No me importó caminar con mi herida expuesta sin sentir dolor, sólo quería estar con ella. Aún recuerdo su carita, su color rosita, el olor a panquecito recién horneado, el calor de su cuerpecito. La veía de lejos, me aterraba cargarla y desconectar alguna de las mil cosas a las que estaba enchufada.
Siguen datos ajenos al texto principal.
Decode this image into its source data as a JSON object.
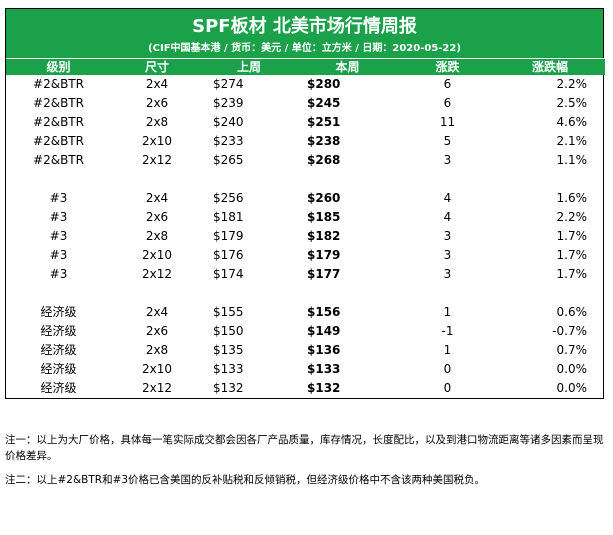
{
  "report": {
    "title": "SPF板材 北美市场行情周报",
    "subtitle": "(CIF中国基本港 / 货币：美元 / 单位：立方米 / 日期：2020-05-22)"
  },
  "table": {
    "headers": [
      "级别",
      "尺寸",
      "上周",
      "本周",
      "涨跌",
      "涨跌幅"
    ],
    "groups": [
      [
        [
          "#2&BTR",
          "2x4",
          "$274",
          "$280",
          "6",
          "2.2%"
        ],
        [
          "#2&BTR",
          "2x6",
          "$239",
          "$245",
          "6",
          "2.5%"
        ],
        [
          "#2&BTR",
          "2x8",
          "$240",
          "$251",
          "11",
          "4.6%"
        ],
        [
          "#2&BTR",
          "2x10",
          "$233",
          "$238",
          "5",
          "2.1%"
        ],
        [
          "#2&BTR",
          "2x12",
          "$265",
          "$268",
          "3",
          "1.1%"
        ]
      ],
      [
        [
          "#3",
          "2x4",
          "$256",
          "$260",
          "4",
          "1.6%"
        ],
        [
          "#3",
          "2x6",
          "$181",
          "$185",
          "4",
          "2.2%"
        ],
        [
          "#3",
          "2x8",
          "$179",
          "$182",
          "3",
          "1.7%"
        ],
        [
          "#3",
          "2x10",
          "$176",
          "$179",
          "3",
          "1.7%"
        ],
        [
          "#3",
          "2x12",
          "$174",
          "$177",
          "3",
          "1.7%"
        ]
      ],
      [
        [
          "经济级",
          "2x4",
          "$155",
          "$156",
          "1",
          "0.6%"
        ],
        [
          "经济级",
          "2x6",
          "$150",
          "$149",
          "-1",
          "-0.7%"
        ],
        [
          "经济级",
          "2x8",
          "$135",
          "$136",
          "1",
          "0.7%"
        ],
        [
          "经济级",
          "2x10",
          "$133",
          "$133",
          "0",
          "0.0%"
        ],
        [
          "经济级",
          "2x12",
          "$132",
          "$132",
          "0",
          "0.0%"
        ]
      ]
    ]
  },
  "notes": [
    "注一：以上为大厂价格，具体每一笔实际成交都会因各厂产品质量，库存情况，长度配比，以及到港口物流距离等诸多因素而呈现价格差异。",
    "注二：以上#2&BTR和#3价格已含美国的反补贴税和反倾销税，但经济级价格中不含该两种美国税负。"
  ],
  "colors": {
    "header_green": "#1aa14a",
    "header_text": "#ffffff"
  }
}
Entonces entendí que yo no sentí el dolor de parto, pero verla ahí acostada con los ojos cerrados y con su vida dependiendo de un respirador, era peor que eso.
El amor de mi vida, lo que siempre esperé, a quien más amo y amaré por siempre no podía regresar conmigo a casa.
Al hacer mi maleta ya sin nada de anestesia, sentí el dolor más grande del mundo y no era superficial… era en el pecho, un dolor arraigado a mi alma, a mis entrañas, era peor que cualquier herida, peor que las siete capas de mi piel expuestas.
Caminando rumbo a mi hogar con las manos vacías, por un eterno callejón, recuerdo que subí las escaleras, no sentía nada, solo que extrañaba lo que había dentro de mi vientre y estaba en una incubadora a 10 cuadras de mi casa, no podía dormir con ella, ¿existe entonces un dolor más grande que este?
No sé qué nos hace madres, ¿en serio creemos que sólo el parto o la liberación de hormonas que crean conexiones emocionales durante el mismo? Pero créanme, me sentí madre cuando por fin cargué a mi hija en brazos y fuimos juntas a casa, cuando el peso de una herida desgarra tu cuerpo, encuentras fuerzas para tomarla en brazos y caminar por fin a su nuevo hogar.
Yo tuve a mi hija por cesárea y soy igual de madre que tú.